Six weeks before he was set to be sworn in for another four-year term, Carrabelle Commissioner Keith Walden is stepping down.
In a surprise announcement at the outset of the Oct. 1 meeting, Walden told his colleagues that during the past week, he had gone to his employer, Franklin Correctional Institution, to submit retirement papers.
“We discovered I can’t be employed with another FRS (Florida Retirement System) provider for at least six months,” said Walden, 67.
“I cannot give up my 26 years of service to the state, so I have to resign effective Nov. 1,” he said. “If I had known this I would have never ever qualified (to run).”
Earlier this year, Carrabelle Mayor Brenda La Paz, Commissioner Frank Mathes, and Walden each secured another four-year term, since no opponents filed to challenge them in the 2020 general election.

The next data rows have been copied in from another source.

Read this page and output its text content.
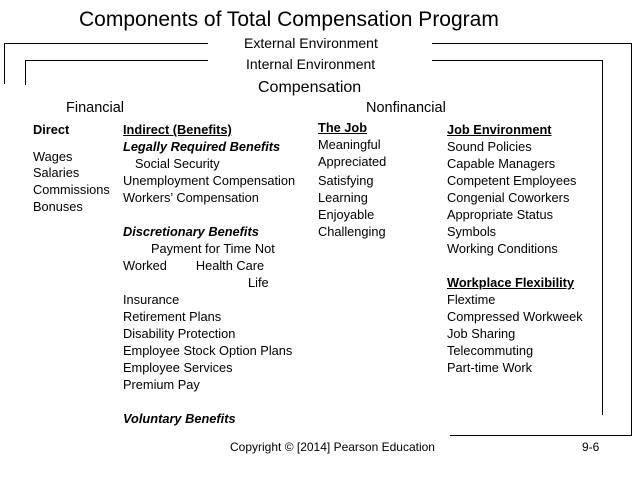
Components of Total Compensation Program
External Environment
Internal Environment
Compensation
Financial	Nonfinancial
Direct
Wages
Salaries
Commissions
Bonuses
Indirect (Benefits)
Legally Required Benefits
Social Security
Unemployment Compensation
Workers’ Compensation
Discretionary Benefits
Payment for Time Not
Worked Health Care
Life
Insurance
Retirement Plans
Disability Protection
Employee Stock Option Plans
Employee Services
Premium Pay
Voluntary Benefits
The Job
Meaningful
Appreciated
Satisfying
Learning
Enjoyable
Challenging
Job Environment
Sound Policies
Capable Managers
Competent Employees
Congenial Coworkers
Appropriate Status
Symbols
Working Conditions
Workplace Flexibility
Flextime
Compressed Workweek
Job Sharing
Telecommuting
Part-time Work
Copyright © [2014] Pearson Education	9-6
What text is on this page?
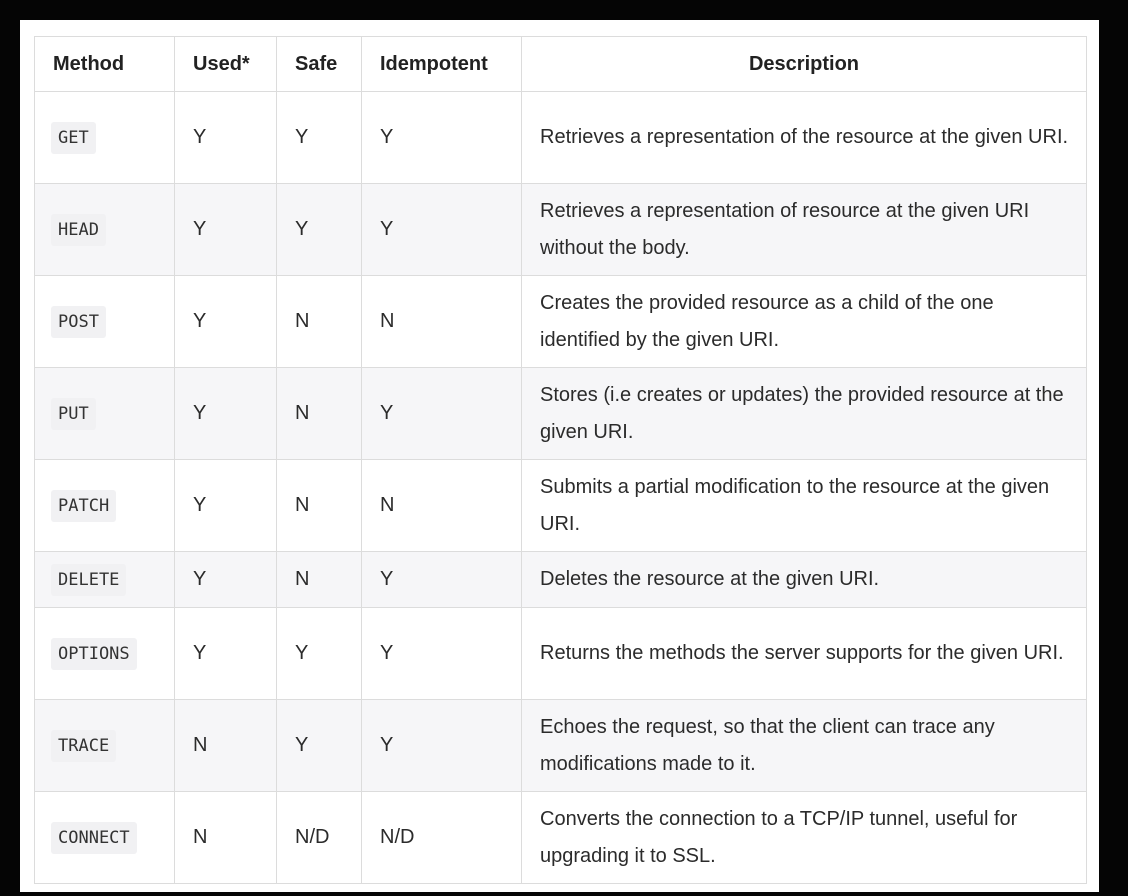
Method	Used*	Safe	Idempotent	Description
GET	Y	Y	Y	Retrieves a representation of the resource at the given URI.
HEAD	Y	Y	Y	Retrieves a representation of resource at the given URI without the body.
POST	Y	N	N	Creates the provided resource as a child of the one identified by the given URI.
PUT	Y	N	Y	Stores (i.e creates or updates) the provided resource at the given URI.
PATCH	Y	N	N	Submits a partial modification to the resource at the given URI.
DELETE	Y	N	Y	Deletes the resource at the given URI.
OPTIONS	Y	Y	Y	Returns the methods the server supports for the given URI.
TRACE	N	Y	Y	Echoes the request, so that the client can trace any modifications made to it.
CONNECT	N	N/D	N/D	Converts the connection to a TCP/IP tunnel, useful for upgrading it to SSL.
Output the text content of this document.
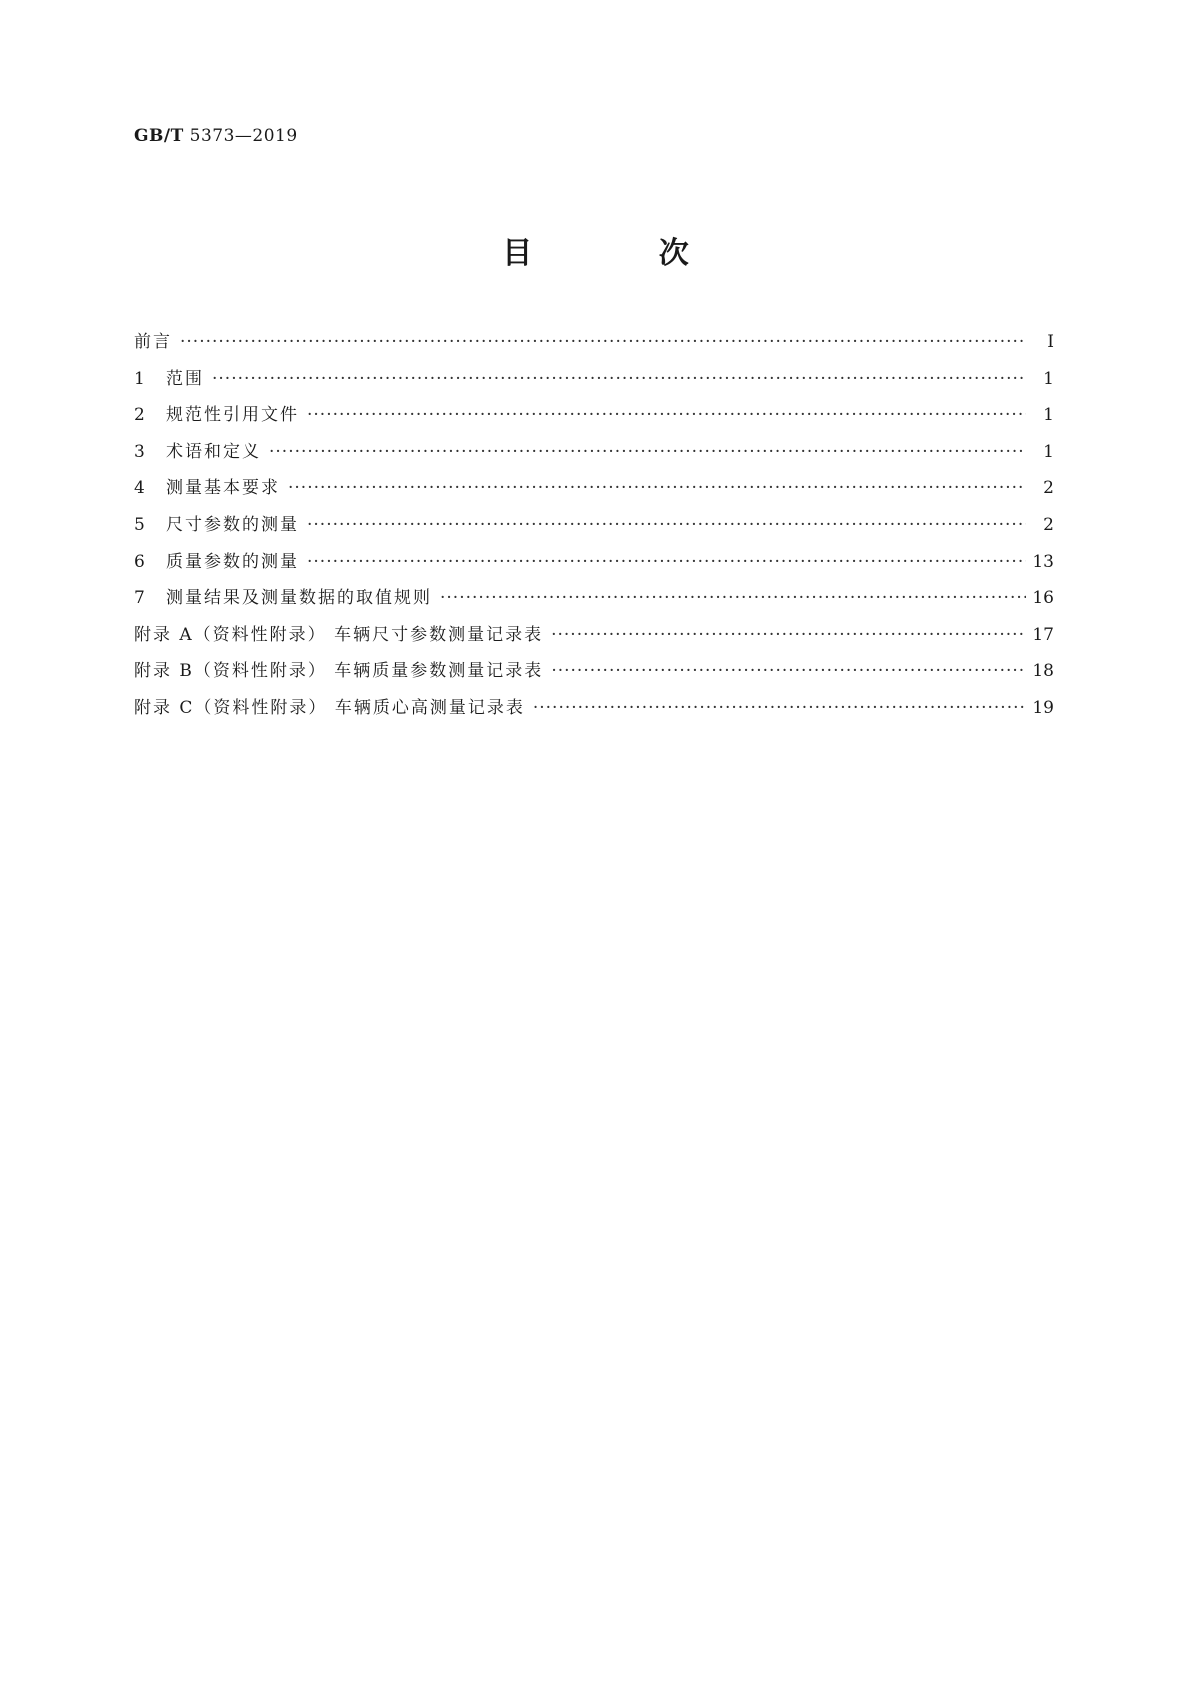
GB/T 5373—2019
目 次
前言 ·····	Ⅰ
1	范围 ·····	1
2	规范性引用文件 ·····	1
3	术语和定义 ·····	1
4	测量基本要求 ·····	2
5	尺寸参数的测量 ·····	2
6	质量参数的测量 ·····	13
7	测量结果及测量数据的取值规则 ·····	16
附录 A（资料性附录） 车辆尺寸参数测量记录表 ·····	17
附录 B（资料性附录） 车辆质量参数测量记录表 ·····	18
附录 C（资料性附录） 车辆质心高测量记录表 ·····	19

Each of the three, elected to four-year terms in 2015, were initially slated to face the voters last fall. But in a cost-saving move, Carrabelle decided last year in 2019 to move its city elections to even-numbered years, in concert with state and local elections, where they will now be handled by the supervisor of elections office.

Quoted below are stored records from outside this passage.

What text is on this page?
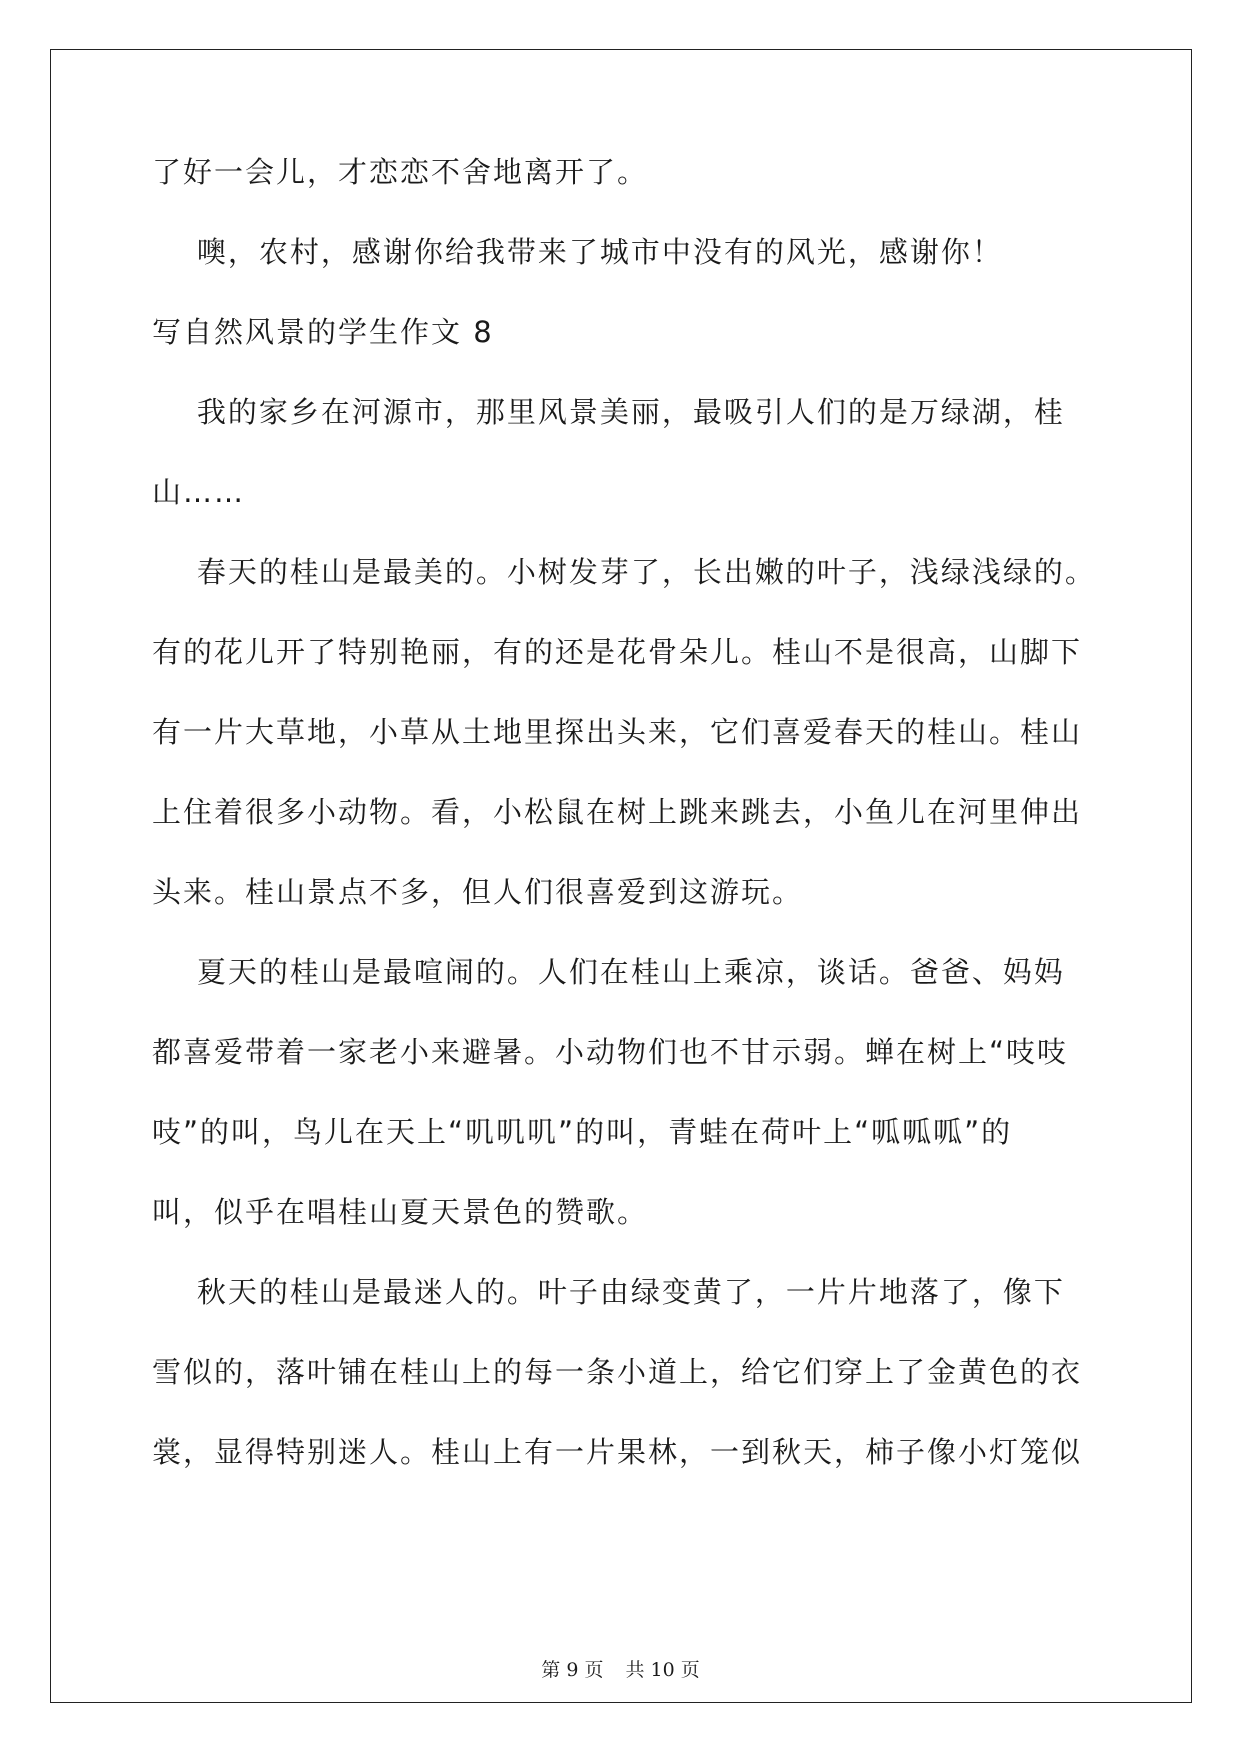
了好一会儿，才恋恋不舍地离开了。
噢，农村，感谢你给我带来了城市中没有的风光，感谢你！
写自然风景的学生作文 8
我的家乡在河源市，那里风景美丽，最吸引人们的是万绿湖，桂
山……
春天的桂山是最美的。小树发芽了，长出嫩的叶子，浅绿浅绿的。
有的花儿开了特别艳丽，有的还是花骨朵儿。桂山不是很高，山脚下
有一片大草地，小草从土地里探出头来，它们喜爱春天的桂山。桂山
上住着很多小动物。看，小松鼠在树上跳来跳去，小鱼儿在河里伸出
头来。桂山景点不多，但人们很喜爱到这游玩。
夏天的桂山是最喧闹的。人们在桂山上乘凉，谈话。爸爸、妈妈
都喜爱带着一家老小来避暑。小动物们也不甘示弱。蝉在树上“吱吱
吱”的叫，鸟儿在天上“叽叽叽”的叫，青蛙在荷叶上“呱呱呱”的
叫，似乎在唱桂山夏天景色的赞歌。
秋天的桂山是最迷人的。叶子由绿变黄了，一片片地落了，像下
雪似的，落叶铺在桂山上的每一条小道上，给它们穿上了金黄色的衣
裳，显得特别迷人。桂山上有一片果林，一到秋天，柿子像小灯笼似
第 9 页 共 10 页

The move meant each of the three had a fifth year tacked on their terms; they now will not have to face voters until 2024. The two other city commissioners, Tony Millender and Cal Allen, elected in 2017, also had a fifth year tacked on to their terms, and will not voters until mid-year elections in 2022.
Walden said he was under the mistaken impression that as long as he didn’t receive a salary as city commissioner, he could continue serving. “But when I submitted my paperwork it was pretty obvious (that he could not),” he said.

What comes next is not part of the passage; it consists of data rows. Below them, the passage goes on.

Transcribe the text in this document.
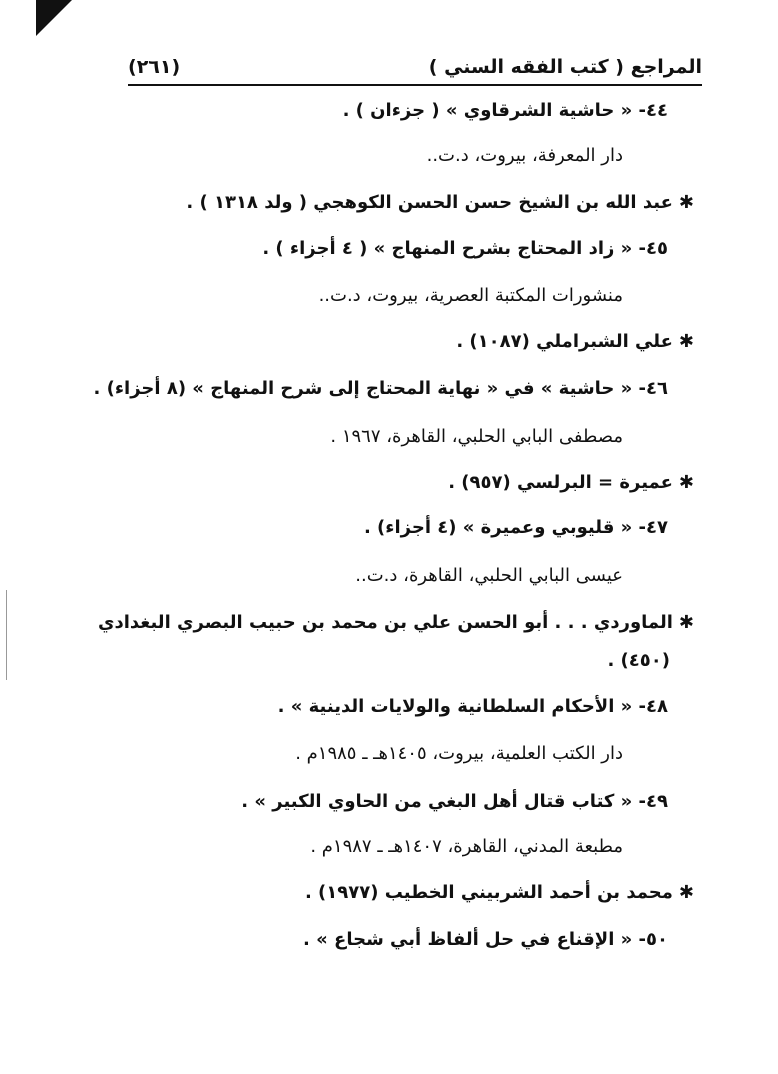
(٢٦١)	المراجع ( كتب الفقه السني )
٤٤- « حاشية الشرقاوي » ( جزءان ) .
دار المعرفة، بيروت، د.ت..
✱عبد الله بن الشيخ حسن الحسن الكوهجي ( ولد ١٣١٨ ) .
٤٥- « زاد المحتاج بشرح المنهاج » ( ٤ أجزاء ) .
منشورات المكتبة العصرية، بيروت، د.ت..
✱علي الشبراملي (١٠٨٧) .
٤٦- « حاشية » في « نهاية المحتاج إلى شرح المنهاج » (٨ أجزاء) .
مصطفى البابي الحلبي، القاهرة، ١٩٦٧ .
✱عميرة = البرلسي (٩٥٧) .
٤٧- « قليوبي وعميرة » (٤ أجزاء) .
عيسى البابي الحلبي، القاهرة، د.ت..
✱الماوردي . . . أبو الحسن علي بن محمد بن حبيب البصري البغدادي
(٤٥٠) .
٤٨- « الأحكام السلطانية والولايات الدينية » .
دار الكتب العلمية، بيروت، ١٤٠٥هـ ـ ١٩٨٥م .
٤٩- « كتاب قتال أهل البغي من الحاوي الكبير » .
مطبعة المدني، القاهرة، ١٤٠٧هـ ـ ١٩٨٧م .
✱محمد بن أحمد الشربيني الخطيب (١٩٧٧) .
٥٠- « الإقناع في حل ألفاظ أبي شجاع » .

“This is Florida law. I have no choice but to resign to draw my retirement that I worked 26 years for,” he said. “I hate it. I’ve enjoyed being on the city commission. I can’t just let my retirement go.”
Walden will not take part in the commission’s November proceedings, although he did signal that he supported the decision to dedicate a portion of Highway 67 in honor of John David Patton, who was killed in the line of duty.
“I would like to get this process started,” he said.
La Paz noted that city rules prevent her colleague for lobbying commissioners for a year.
“This is sad news for me,” she told Walden. “We’ve worked together for five years, through thick and thin, good and bad. You were elected by a landslide at the 2015 election; every citizen that voted voted for you. I appreciate your service.
“I hate it that we can’t have our last meeting in person,” she said.
La Paz has called for a special city commission meeting, to discuss different options for selecting Walden's successor, for this Tuesday, Oct. 13 at City Hall at 10 a.m. At this commissioners will review consideration of Florida law and the city charter to decide on a future course of action.
The mayor said the city commission likely will take up the matter of appointing Walden’s replacement formally at its Nov. 5 meeting. “We can make our decision on how to proceed at that time,” she said. “This is a serious two-year appointment. I don’t know if the commission has to appoint for this length of time.”
Because city law requires that newly -elected officials be sworn in on the second Thursday after the first Monday of the month, she and Mathes will be sworn in on Nov. 12.